En mêlant des influences orientales aux codes modernes de la fantasy, Muslim offre aux lecteurs une évasion vers un monde peuplé de djinns et de sorcières, où l’imaginaire se fait, en creux, le miroir de questions sociales et identitaires profondes.

L’afflux d’une foule impressionnante au Salon international du livre d’Alger (Sila) pour accueillir un écrivain saoudien du nom d’Oussama Muslim a révélé un phénomène inattendu : un roman de fantasy, genre longtemps considéré comme un domaine de l’Occident et qui plus vient d’Arabie Saoudite, trouve en Algérie une terre d’accueil et un public branché et passionné.

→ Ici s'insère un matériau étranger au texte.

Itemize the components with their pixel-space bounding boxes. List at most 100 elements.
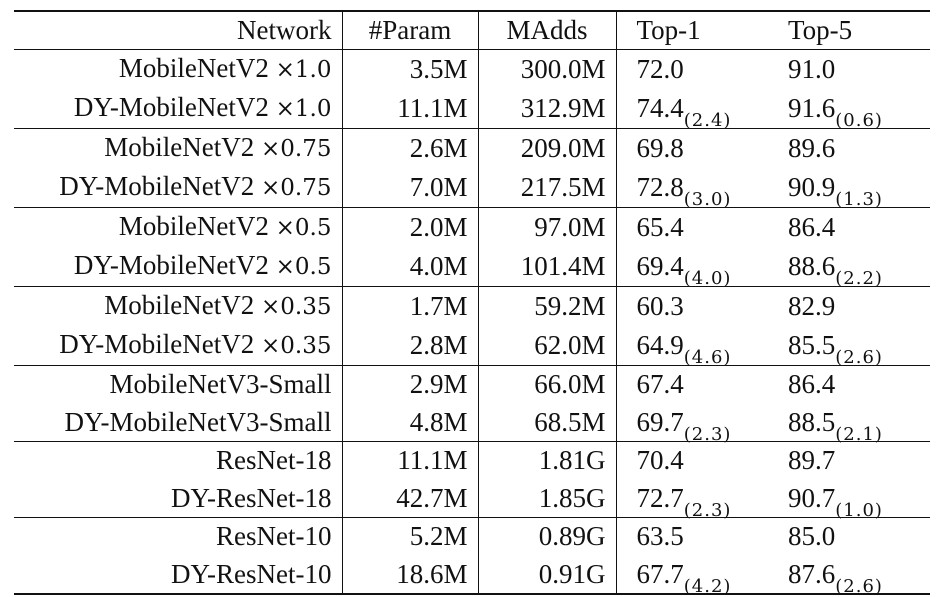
table-row: DY-MobileNetV3-Small 4.8M 68.5M 69.7(2.3) 88… xyxy=(14,403,930,445)
param-value: 2.6M xyxy=(409,133,468,163)
top1-value: 69.8 xyxy=(636,133,684,163)
top5-cell: 90.9(1.3) xyxy=(768,168,930,209)
param-value: 11.1M xyxy=(397,445,468,475)
top5-cell: 90.7(1.0) xyxy=(768,479,930,521)
top1-cell: 69.7(2.3) xyxy=(615,403,768,443)
table-row: ResNet-10 5.2M 0.89G 63.5 85.0 xyxy=(14,517,930,555)
madds-cell: 0.89G xyxy=(477,517,616,555)
network-name: MobileNetV3-Small xyxy=(109,369,332,399)
top5-value: 85.0 xyxy=(788,521,836,551)
top1-cell: 74.4(2.4) xyxy=(615,89,768,130)
header-network: Network xyxy=(14,11,342,50)
top5-cell: 88.6(2.2) xyxy=(768,247,930,289)
top5-value: 87.6 xyxy=(788,558,836,589)
param-value: 1.7M xyxy=(409,291,468,321)
header-row: Network #Param MAdds Top-1 Top-5 xyxy=(14,11,930,50)
network-name: DY-ResNet-10 xyxy=(171,558,332,589)
param-cell: 2.6M xyxy=(341,128,478,168)
top5-value: 90.9 xyxy=(788,172,836,202)
param-cell: 7.0M xyxy=(341,168,478,208)
madds-cell: 300.0M xyxy=(477,49,616,89)
width-multiplier: ×0.75 xyxy=(261,175,332,201)
top1-cell: 65.4 xyxy=(615,207,768,247)
top1-value: 72.8 xyxy=(636,172,684,202)
param-cell: 3.5M xyxy=(341,49,478,89)
network-cell: MobileNetV2 ×1.0 xyxy=(14,49,342,89)
table-body: MobileNetV2 ×1.0 3.5M 300.0M 72.0 91.0 DY-Mob… xyxy=(14,49,930,597)
madds-value: 62.0M xyxy=(534,330,606,360)
madds-value: 101.4M xyxy=(520,251,606,281)
width-multiplier: ×0.35 xyxy=(261,333,332,359)
madds-cell: 62.0M xyxy=(477,326,616,366)
table-row: MobileNetV2 ×1.0 3.5M 300.0M 72.0 91.0 xyxy=(14,49,930,89)
top5-gain: (0.6) xyxy=(835,110,883,131)
top5-cell: 85.5(2.6) xyxy=(768,326,930,368)
top5-cell: 85.0 xyxy=(768,517,930,555)
top5-cell: 91.6(0.6) xyxy=(768,89,930,131)
top5-gain: (2.6) xyxy=(835,347,883,368)
network-cell: DY-ResNet-10 xyxy=(14,555,342,594)
table-row: MobileNetV2 ×0.75 2.6M 209.0M 69.8 89.6 xyxy=(14,128,930,168)
top5-gain: (2.2) xyxy=(835,268,883,289)
madds-cell: 312.9M xyxy=(477,89,616,129)
network-name: ResNet-10 xyxy=(216,521,332,551)
param-cell: 2.0M xyxy=(341,207,478,247)
top1-value: 64.9 xyxy=(636,330,684,360)
results-table: Network #Param MAdds Top-1 Top-5 MobileN… xyxy=(14,10,930,595)
table-row: DY-MobileNetV2 ×0.35 2.8M 62.0M 64.9(4.6) 85… xyxy=(14,326,930,368)
madds-value: 0.89G xyxy=(538,521,606,551)
top1-cell: 67.7(4.2) xyxy=(615,555,768,597)
madds-value: 59.2M xyxy=(534,291,606,321)
network-cell: ResNet-18 xyxy=(14,441,342,479)
table-row: MobileNetV3-Small 2.9M 66.0M 67.4 86.4 xyxy=(14,365,930,403)
param-cell: 5.2M xyxy=(341,517,478,555)
param-cell: 11.1M xyxy=(341,89,478,129)
top5-value: 86.4 xyxy=(788,369,836,399)
top1-cell: 63.5 xyxy=(615,517,768,555)
top1-value: 72.0 xyxy=(636,54,684,84)
network-name: MobileNetV2 xyxy=(118,211,269,241)
width-multiplier: ×0.5 xyxy=(275,254,332,280)
table-header: Network #Param MAdds Top-1 Top-5 xyxy=(14,11,930,50)
top5-gain: (2.1) xyxy=(835,423,883,445)
madds-cell: 0.91G xyxy=(477,555,616,594)
top1-gain: (4.2) xyxy=(683,575,732,597)
top5-value: 91.6 xyxy=(788,93,836,123)
param-value: 4.0M xyxy=(409,251,468,281)
madds-value: 217.5M xyxy=(520,172,606,202)
table-row: MobileNetV2 ×0.5 2.0M 97.0M 65.4 86.4 xyxy=(14,207,930,247)
width-multiplier: ×1.0 xyxy=(275,57,332,83)
table-row: DY-ResNet-10 18.6M 0.91G 67.7(4.2) 87.6(2.6) xyxy=(14,555,930,597)
network-cell: MobileNetV2 ×0.35 xyxy=(14,286,342,326)
header-top5: Top-5 xyxy=(768,11,930,50)
table-row: DY-MobileNetV2 ×0.5 4.0M 101.4M 69.4(4.0) 88… xyxy=(14,247,930,289)
param-cell: 1.7M xyxy=(341,286,478,326)
table-row: ResNet-18 11.1M 1.81G 70.4 89.7 xyxy=(14,441,930,479)
madds-cell: 1.81G xyxy=(477,441,616,479)
top1-cell: 70.4 xyxy=(615,441,768,479)
param-cell: 2.9M xyxy=(341,365,478,403)
network-name: DY-ResNet-18 xyxy=(171,482,332,513)
param-value: 42.7M xyxy=(396,482,468,513)
param-cell: 2.8M xyxy=(341,326,478,366)
top1-value: 72.7 xyxy=(636,482,684,513)
param-cell: 4.0M xyxy=(341,247,478,287)
network-cell: DY-MobileNetV2 ×0.35 xyxy=(14,326,342,366)
top5-gain: (1.0) xyxy=(835,499,883,521)
top5-cell: 89.6 xyxy=(768,128,930,168)
top1-cell: 72.0 xyxy=(615,49,768,89)
top1-cell: 67.4 xyxy=(615,365,768,403)
network-name: DY-MobileNetV2 xyxy=(73,250,269,280)
top1-value: 63.5 xyxy=(636,521,684,551)
top5-cell: 91.0 xyxy=(768,49,930,89)
top1-value: 74.4 xyxy=(636,93,684,123)
network-name: MobileNetV2 xyxy=(104,290,255,320)
top1-cell: 72.7(2.3) xyxy=(615,479,768,519)
top5-value: 86.4 xyxy=(788,212,836,242)
width-multiplier: ×0.75 xyxy=(261,136,332,162)
network-name: MobileNetV2 xyxy=(118,53,269,83)
top5-cell: 82.9 xyxy=(768,286,930,326)
network-cell: MobileNetV2 ×0.75 xyxy=(14,128,342,168)
top1-gain: (4.0) xyxy=(683,268,732,289)
param-cell: 18.6M xyxy=(341,555,478,594)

Venu pour présenter son ouvrage Khawf (La peur), Oussama Muslim est un auteur prolifique (il édité 32 romans en neuf ans) ayant un succès qui ne se dément pas dans tout le monde arabe.

En mêlant des influences orientales aux codes modernes de la fantasy, Muslim offre aux lecteurs une évasion vers un monde peuplé de djinns et de sorcières, où l’imaginaire se fait, en creux, le miroir de questions sociales et identitaires profondes. Son ambition est de faire replonger le lecteur dans l’Orient mythique des Mille et Une Nuits, tout en lui offrant une intrigue captivante. L’auteur, diplômé en littérature anglaise de l’université du roi Fayçal à Hofouf, est un pionnier dans le développement de la littérature de genre en Arabie saoudite, une rareté qui tranche avec le conservatisme wahhabite.

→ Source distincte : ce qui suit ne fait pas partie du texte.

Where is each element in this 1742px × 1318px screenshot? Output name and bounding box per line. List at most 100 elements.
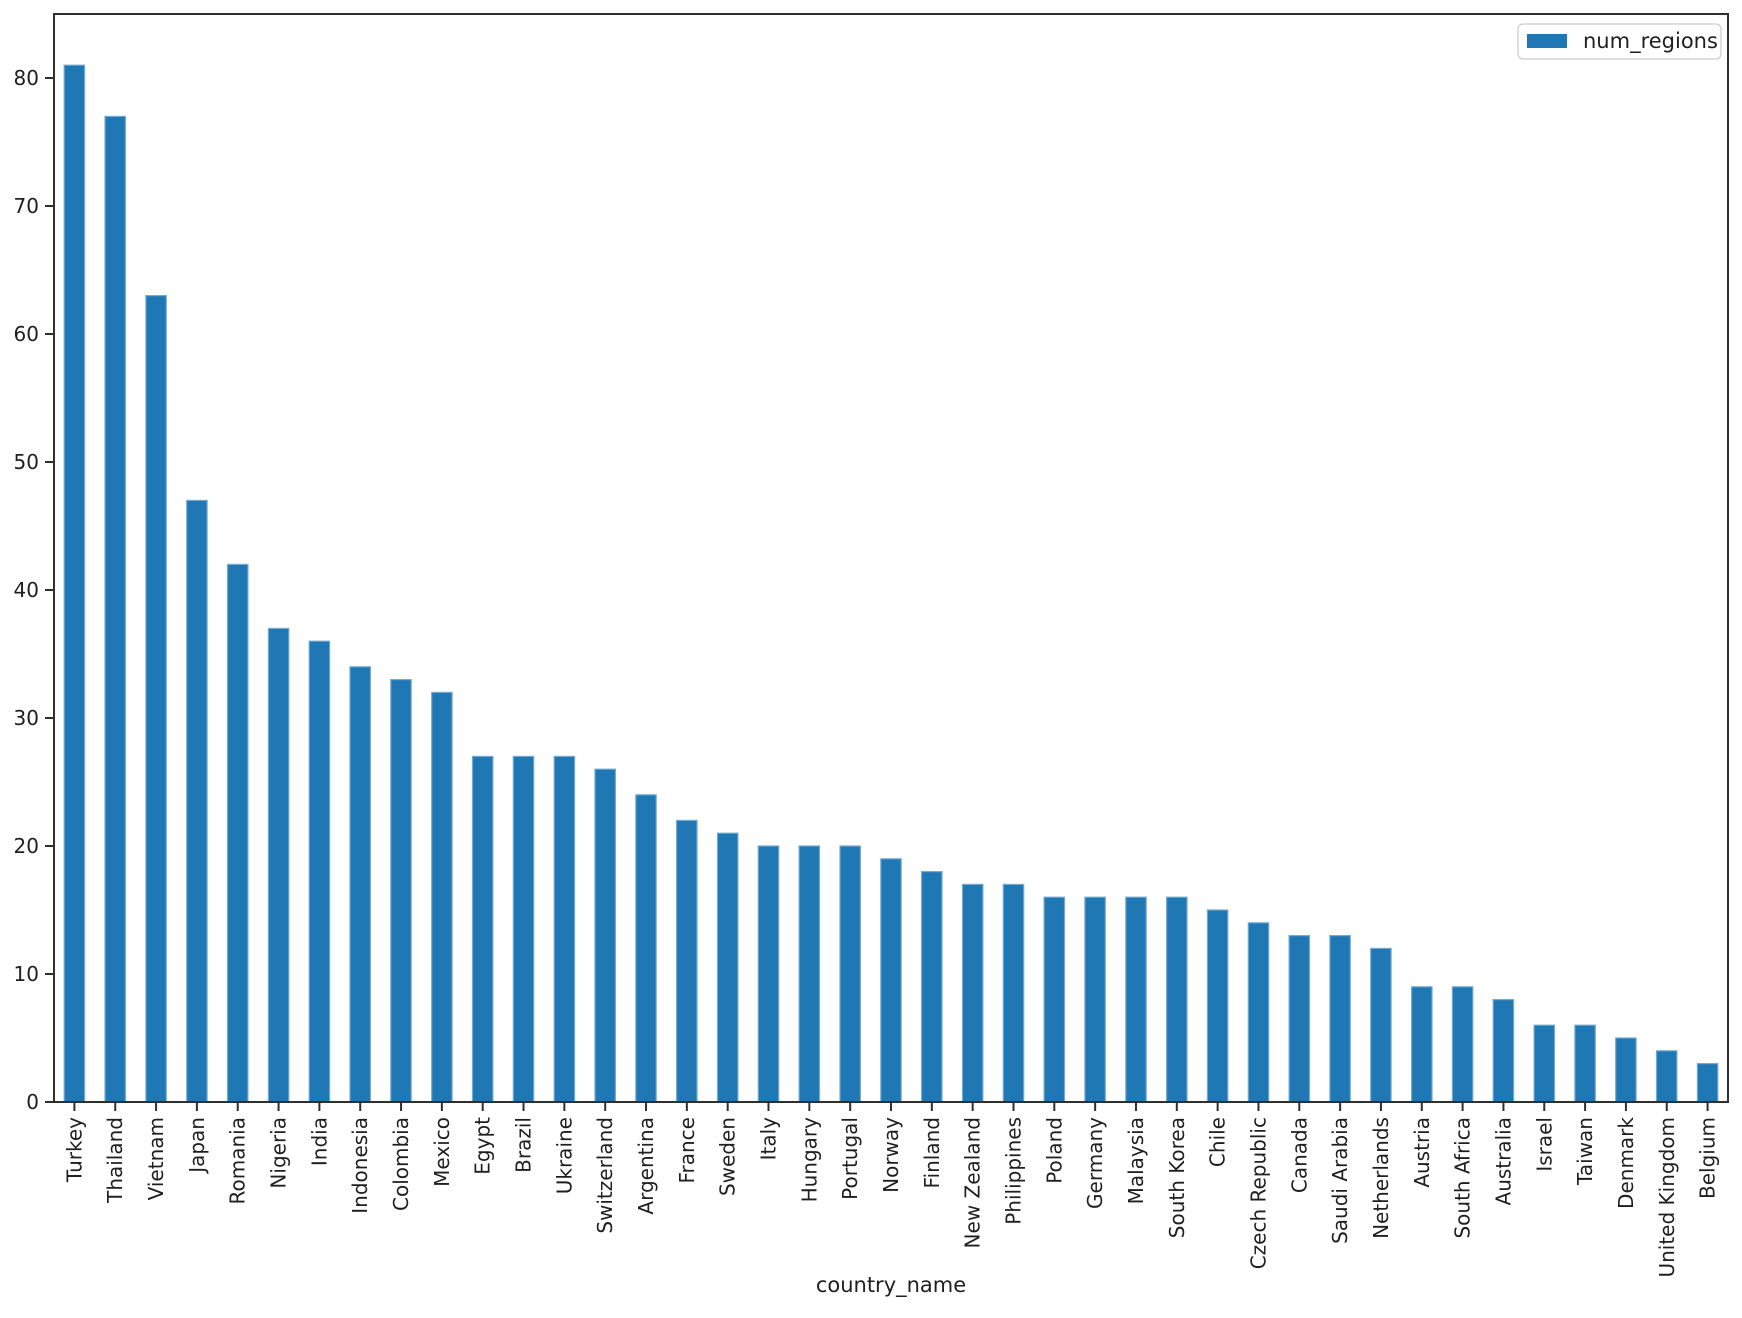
x-tick-labels: Turkey Thailand Vietnam Japan Romania Nigeria…: [62, 1117, 1719, 1278]
bar: [1206, 909, 1229, 1103]
x-tick-label: New Zealand: [961, 1117, 985, 1248]
bar: [104, 115, 126, 1103]
x-tick-label: Czech Republic: [1246, 1117, 1270, 1269]
bar: [1247, 922, 1270, 1103]
x-tick-label: Italy: [757, 1117, 781, 1161]
bar: [186, 499, 208, 1103]
x-tick-label: Sweden: [716, 1117, 740, 1196]
x-tick-label: Finland: [920, 1117, 944, 1188]
bar: [1165, 896, 1188, 1103]
bar: [226, 563, 249, 1103]
y-tick-label: 50: [14, 450, 39, 474]
x-tick-label: Romania: [226, 1117, 250, 1204]
bar: [1615, 1037, 1637, 1103]
bar: [1655, 1050, 1678, 1103]
bar: [1533, 1024, 1556, 1103]
y-tick-label: 20: [14, 834, 39, 858]
x-tick-label: Thailand: [103, 1117, 127, 1204]
bar: [512, 755, 535, 1103]
x-tick-label: Israel: [1532, 1117, 1556, 1172]
bar: [1492, 998, 1515, 1103]
bars-group: [63, 64, 1719, 1103]
bar: [1329, 934, 1351, 1103]
bar: [757, 845, 780, 1103]
x-tick-label: South Africa: [1451, 1117, 1475, 1239]
bar: [553, 755, 576, 1103]
x-tick-label: Nigeria: [267, 1117, 291, 1189]
x-tick-label: Philippines: [1001, 1117, 1025, 1225]
bar: [267, 627, 290, 1103]
y-tick-label: 30: [14, 706, 39, 730]
x-tick-label: Belgium: [1696, 1117, 1720, 1199]
x-tick-label: Egypt: [471, 1117, 495, 1175]
axes-group: [45, 13, 1729, 1111]
bar: [1125, 896, 1147, 1103]
bar: [145, 295, 167, 1103]
bar: [1451, 986, 1474, 1103]
x-tick-label: Switzerland: [593, 1117, 617, 1234]
x-tick-label: Australia: [1491, 1117, 1515, 1205]
x-tick-label: Taiwan: [1573, 1117, 1597, 1186]
bar: [1043, 896, 1066, 1103]
legend: num_regions: [1517, 23, 1722, 60]
x-tick-label: Netherlands: [1369, 1117, 1393, 1239]
bar: [1370, 947, 1392, 1103]
bar: [471, 755, 494, 1103]
legend-swatch: [1527, 34, 1567, 48]
x-tick-label: Poland: [1042, 1117, 1066, 1184]
legend-box: [1517, 23, 1722, 60]
bar: [920, 870, 943, 1103]
y-tick-labels: 0 10 20 30 40 50 60 70 80: [14, 66, 39, 1114]
bar: [63, 64, 86, 1103]
x-tick-label: Colombia: [389, 1117, 413, 1211]
x-tick-label: Hungary: [797, 1117, 821, 1203]
x-tick-label: Japan: [185, 1117, 209, 1175]
bar: [675, 819, 698, 1103]
bar: [1288, 934, 1311, 1103]
bar: [961, 883, 984, 1103]
x-tick-label: Saudi Arabia: [1328, 1117, 1352, 1244]
x-tick-label: Norway: [879, 1117, 903, 1193]
bar: [594, 768, 616, 1103]
bar: [798, 845, 821, 1103]
x-axis-label: country_name: [816, 1273, 966, 1298]
bar: [839, 845, 861, 1103]
bar: [390, 678, 412, 1103]
bar: [349, 666, 371, 1103]
x-tick-label: Malaysia: [1124, 1117, 1148, 1204]
bar: [1084, 896, 1106, 1103]
y-tick-label: 70: [14, 194, 39, 218]
y-tick-label: 10: [14, 962, 39, 986]
x-tick-label: Portugal: [838, 1117, 862, 1200]
x-tick-label: Chile: [1206, 1117, 1230, 1167]
x-tick-label: France: [675, 1117, 699, 1184]
bar: [1696, 1062, 1719, 1103]
bar: [1410, 986, 1433, 1103]
x-tick-label: United Kingdom: [1655, 1117, 1679, 1278]
bar: [308, 640, 331, 1103]
x-tick-label: Brazil: [512, 1117, 536, 1173]
x-tick-label: Ukraine: [552, 1117, 576, 1194]
x-tick-label: Germany: [1083, 1117, 1107, 1209]
x-tick-label: Austria: [1410, 1117, 1434, 1188]
legend-label: num_regions: [1583, 29, 1718, 54]
x-tick-label: Mexico: [430, 1117, 454, 1187]
x-tick-label: South Korea: [1165, 1117, 1189, 1238]
x-tick-label: Canada: [1287, 1117, 1311, 1193]
x-tick-label: India: [307, 1117, 331, 1166]
x-tick-label: Indonesia: [348, 1117, 372, 1214]
bar: [635, 794, 657, 1103]
x-tick-label: Denmark: [1614, 1117, 1638, 1209]
bar: [1002, 883, 1025, 1103]
x-tick-label: Argentina: [634, 1117, 658, 1215]
y-tick-label: 60: [14, 322, 39, 346]
y-tick-label: 0: [26, 1090, 39, 1114]
bar: [716, 832, 739, 1103]
y-tick-label: 40: [14, 578, 39, 602]
bar: [880, 858, 902, 1103]
x-tick-label: Turkey: [62, 1117, 86, 1183]
y-tick-label: 80: [14, 66, 39, 90]
bar: [1574, 1024, 1596, 1103]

Celui qui se décrit lui-même comme «le plus célèbres des écrivais méconnus» dépeint un monde parallèle complexe, dans lequel la sorcellerie et les djinns régissent des sociétés autonomes où les humains apparaissent comme des figurants. En ce sens, le roman rappelle les grandes épopées de fantasy occidentales comme Harry Potter ou Game of Thrones, mais en ancrant son récit dans une ambiance orientale, au parfum des Mille et Une Nuits.

Le succès de cet auteur n’est visiblement pas du goût des conservateurs saoudiens, qui voient ses écrits comme une déviance. Pourtant, c’est précisément, selon les analystes du phénomène, cet imaginaire qui semble fasciner les jeunes lecteurs, notamment les femmes qui seraient à la recherche d’un espace de liberté littéraire, où les tabous de la société peuvent être explorés sans être jugés.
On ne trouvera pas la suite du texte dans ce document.